As to medium, ACEO's come in many forms. Oil, acrylic,watercolor, pastel (infrequently; the medium doesn't lend itself easily to small format and is less durable unless fixed.) Colored pencil work, while sneered at in the "serious" art community, is a very beloved medium for ACEO's and the artists who use these pigmented pencils create some stunning work. Some artists work in pen and ink, and also graphite pencil drawing.

But ACEO's don't just have to be made of standard art mediums. Collage artists do altered cards, digital artists make modified photographs, and fiber artists do beaded, knitted, and stitched cards as well.

The subjects can be as varied as a child's imagination, however animal, especially cat ACEO's are widely collected. Whimsical cards, persiflage, jokes and primitive art abound. Landscape miniatures in oils are particularly prized if skillfully done.

One technique of ACEO artwork is to let the frame tell "part of the story." The challenge of working in a 2.5 x 3.5 inch world can be met if the artist leaves a lot of the subject outside the frame and to the imagination. This is a valid compositional technique in art, and a "must" in ACEO work. Even though a picture may only be the size of a playing card, the actual composition suggested might be quite a few times larger, leaving the undone portions to the mind of the viewer to fill in.

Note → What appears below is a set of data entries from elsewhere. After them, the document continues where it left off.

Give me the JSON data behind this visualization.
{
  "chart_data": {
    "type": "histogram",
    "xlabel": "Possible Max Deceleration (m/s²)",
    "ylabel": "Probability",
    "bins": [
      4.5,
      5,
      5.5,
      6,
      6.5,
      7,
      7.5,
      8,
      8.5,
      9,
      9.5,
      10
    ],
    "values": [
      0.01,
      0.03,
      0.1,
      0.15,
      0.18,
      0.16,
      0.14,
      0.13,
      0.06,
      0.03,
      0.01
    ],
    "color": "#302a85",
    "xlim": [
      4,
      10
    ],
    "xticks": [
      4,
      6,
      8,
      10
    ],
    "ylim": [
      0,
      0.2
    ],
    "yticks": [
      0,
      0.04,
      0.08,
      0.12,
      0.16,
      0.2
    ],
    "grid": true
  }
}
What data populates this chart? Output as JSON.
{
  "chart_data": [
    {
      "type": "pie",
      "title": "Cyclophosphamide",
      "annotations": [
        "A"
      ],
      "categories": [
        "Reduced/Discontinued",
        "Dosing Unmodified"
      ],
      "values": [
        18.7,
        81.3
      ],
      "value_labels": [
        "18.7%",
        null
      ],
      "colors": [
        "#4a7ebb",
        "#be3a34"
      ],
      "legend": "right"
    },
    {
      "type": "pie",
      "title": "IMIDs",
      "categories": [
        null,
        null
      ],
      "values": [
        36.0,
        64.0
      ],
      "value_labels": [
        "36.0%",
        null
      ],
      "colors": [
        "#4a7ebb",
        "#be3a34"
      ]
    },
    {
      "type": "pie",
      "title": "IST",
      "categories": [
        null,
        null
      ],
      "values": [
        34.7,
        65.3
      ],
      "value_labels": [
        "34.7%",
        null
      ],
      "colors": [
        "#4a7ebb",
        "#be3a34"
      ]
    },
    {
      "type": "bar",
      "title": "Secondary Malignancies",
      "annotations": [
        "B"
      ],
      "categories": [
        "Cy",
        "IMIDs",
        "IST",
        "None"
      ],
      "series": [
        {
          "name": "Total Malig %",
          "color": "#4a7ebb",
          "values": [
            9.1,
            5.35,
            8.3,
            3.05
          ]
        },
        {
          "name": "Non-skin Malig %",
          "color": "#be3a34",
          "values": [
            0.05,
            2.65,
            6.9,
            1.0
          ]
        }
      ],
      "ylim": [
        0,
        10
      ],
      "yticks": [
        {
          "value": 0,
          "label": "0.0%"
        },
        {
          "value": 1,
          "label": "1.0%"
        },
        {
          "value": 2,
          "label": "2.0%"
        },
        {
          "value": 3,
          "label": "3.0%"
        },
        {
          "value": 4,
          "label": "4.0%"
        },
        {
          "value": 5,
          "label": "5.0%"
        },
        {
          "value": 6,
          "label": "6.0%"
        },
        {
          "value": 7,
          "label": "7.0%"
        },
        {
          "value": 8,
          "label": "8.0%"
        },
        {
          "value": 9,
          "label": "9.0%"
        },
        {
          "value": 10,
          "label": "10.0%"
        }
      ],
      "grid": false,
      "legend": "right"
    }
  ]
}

Many artists display their works on Ebay and they sell them. Type in a search for ACEO and look at the incredible variety of artwork available. While serious artwork abounds on Ebay, and there are many artists with galleries online who are self-representing, ACEO works provide a great venue for selling art to the public, real original art or limited editions at a reasonable starting price.

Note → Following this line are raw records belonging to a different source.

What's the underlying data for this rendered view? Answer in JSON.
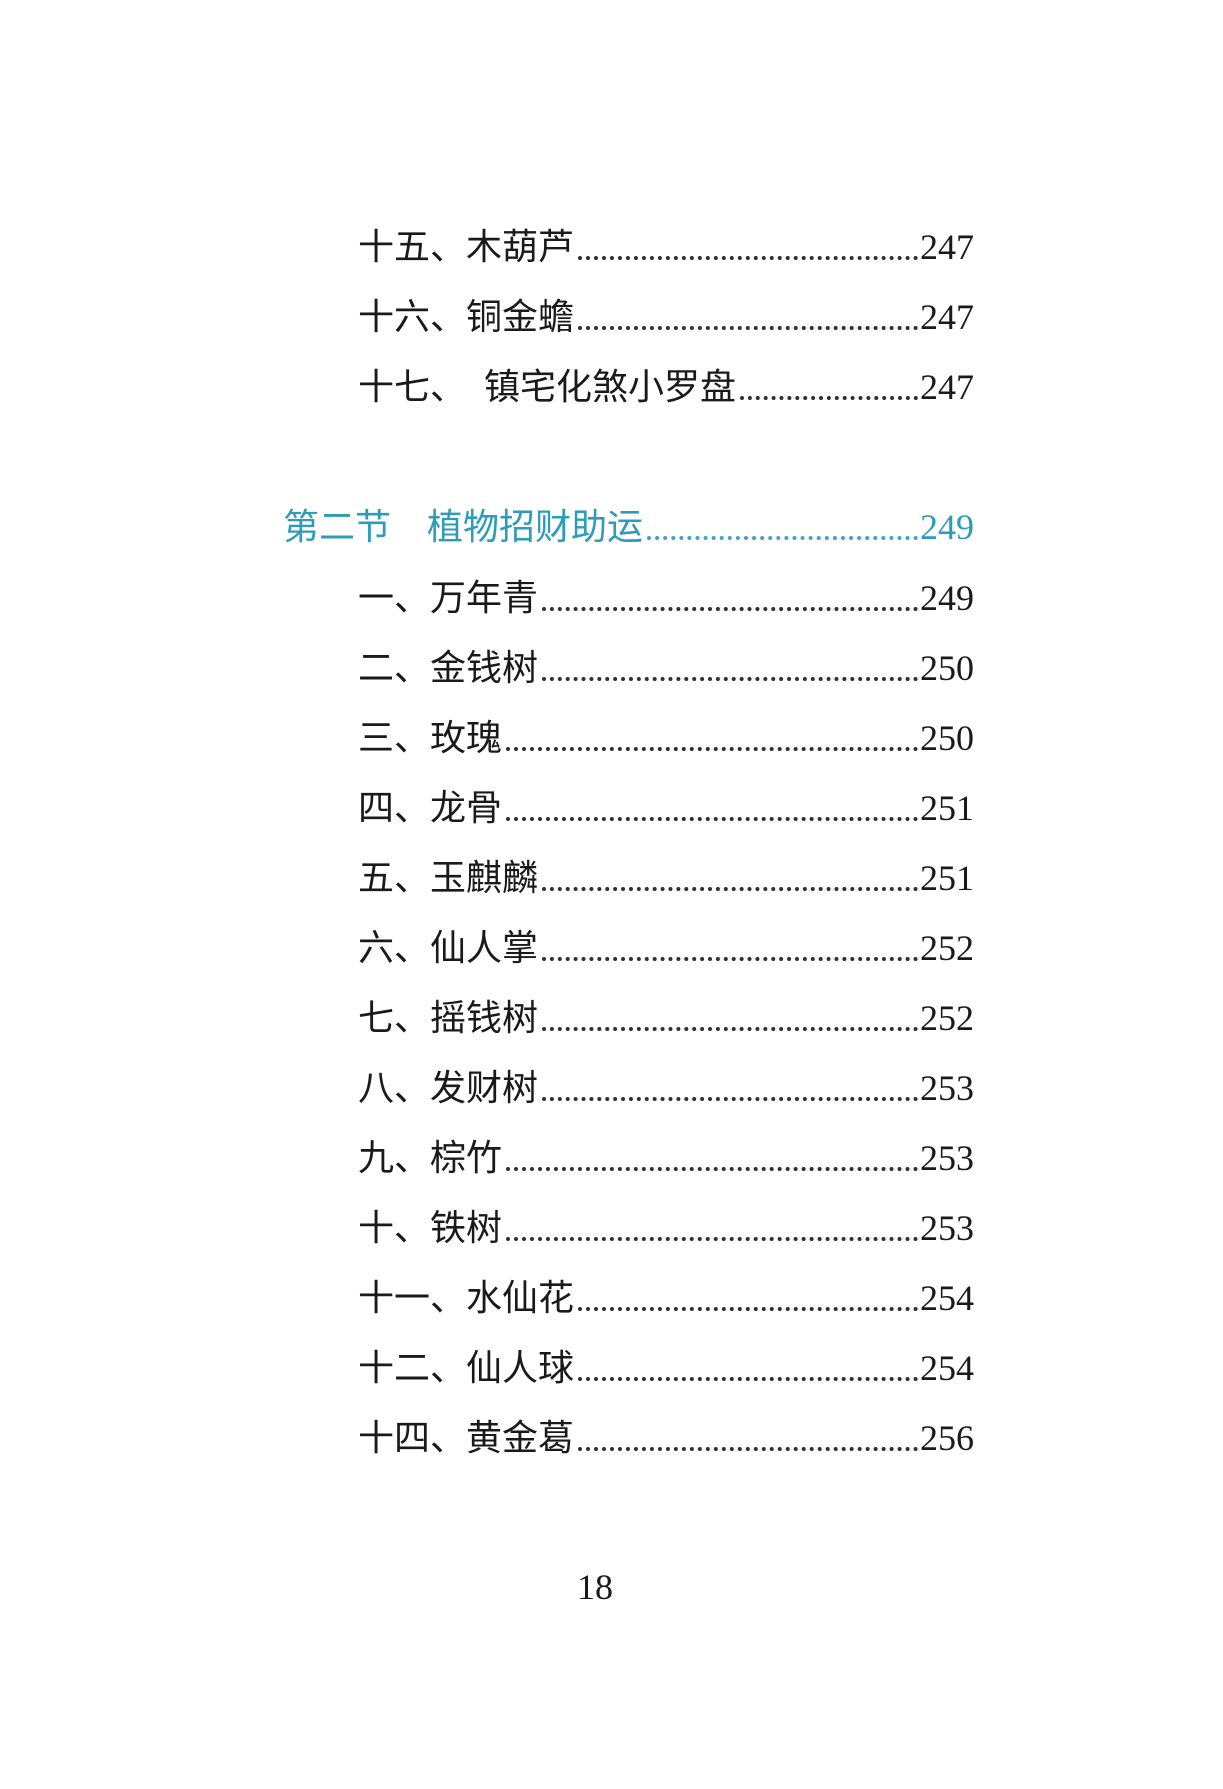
{
  "accent_color": "#2c9cb9",
  "toc": {
    "entries_top": [
      {
        "label": "十五、木葫芦",
        "page": "247"
      },
      {
        "label": "十六、铜金蟾",
        "page": "247"
      },
      {
        "label": "十七、  镇宅化煞小罗盘",
        "page": "247"
      }
    ],
    "section": {
      "label": "第二节    植物招财助运",
      "page": "249"
    },
    "entries": [
      {
        "label": "一、万年青",
        "page": "249"
      },
      {
        "label": "二、金钱树",
        "page": "250"
      },
      {
        "label": "三、玫瑰",
        "page": "250"
      },
      {
        "label": "四、龙骨",
        "page": "251"
      },
      {
        "label": "五、玉麒麟",
        "page": "251"
      },
      {
        "label": "六、仙人掌",
        "page": "252"
      },
      {
        "label": "七、摇钱树",
        "page": "252"
      },
      {
        "label": "八、发财树",
        "page": "253"
      },
      {
        "label": "九、棕竹",
        "page": "253"
      },
      {
        "label": "十、铁树",
        "page": "253"
      },
      {
        "label": "十一、水仙花",
        "page": "254"
      },
      {
        "label": "十二、仙人球",
        "page": "254"
      },
      {
        "label": "十四、黄金葛",
        "page": "256"
      }
    ]
  },
  "page_number": "18"
}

Ebay hosts various groups that meet to discuss and exchange artwork. Artists and enthusiasts join these groups and trade cards or "challenges" and "dares." A dare comes from one artist and is assigned to another to paint a subject or a theme. This can take the artist out of their comfort zone and is a way to spark imagination and growth.

There are now galleries around the US that display and sell ACEO's, which tells us that this art form is growing in popularity everywhere.

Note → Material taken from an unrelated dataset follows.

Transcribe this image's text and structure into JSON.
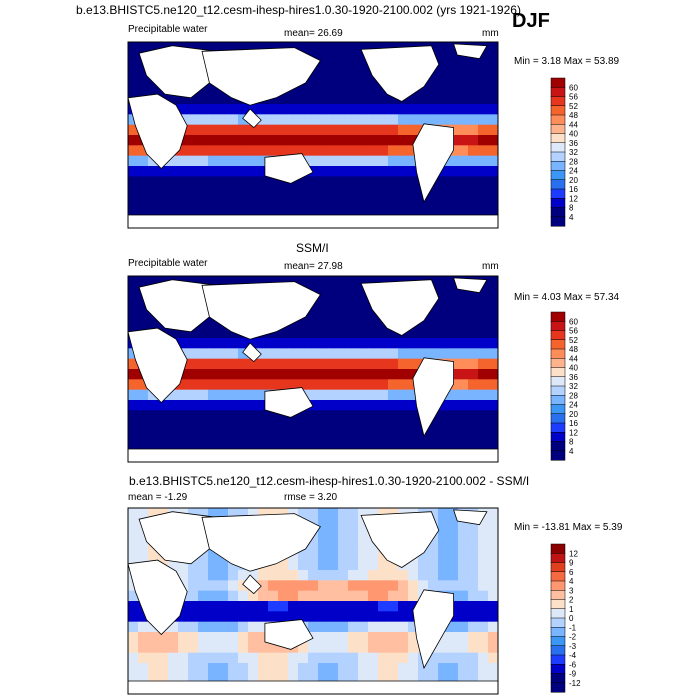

As a hobby, ACEO's are great fun for the amateur artist, and can be cost-effective. While canvas, clayboard and watercolor paper are sometimes quite expensive, working in a small format means many works can be obtained from a standard sheet of fine paper. The constraints of working in small format help sharpen skills in composition and value as well as being a real challenge in portraiture. As you get better as an artist, you may feel it is time to list and sell your work. Then you have become--a professional, if you accept the widely-held definition that a professional artist is one who sells their works for compensation.


ACEO's are a growing passion for many people. People collect by subject matter (cats, horses, dogs, wildlife, landscape, or medium (drawings, oils, acrylics, watercolors, colored pencil, altered media and collage.) There are a number of ways to display the collection. Many people keep the cards in sports-cards albums because the 2.5 x 3.5 inch cards fit perfectly into those sleeves. Other people incorporate them into their scrapbooks. Frames are available that display one or more favorite ACEO's. The frame can be a permanent decoration on the wall or desk, or it can be a changing art gallery, slipping a card in and out of a frame for a change of pace. The accessibility of ACEO's--fine art at a reasonable price, plus the small size make this portable art that fits many lifestyles. And historically, miniatures have been highly prized collectibles, from Persian miniatures, Victorian miniatures to today's incredible variety of cards to collect and display.


For children, ACEO making and collecting can become a rewarding past-time, one that can be done alone or with friends and classmates and family. I suggest that families start their own ACEO time at home. A rainy afternoon spent in creating cards can be a wonderful time of togetherness, sparking imagination and creativity. Have a clothesline artshow at the dollhouse afterwards and admire your results. ACEO's are truly art-for-everyone.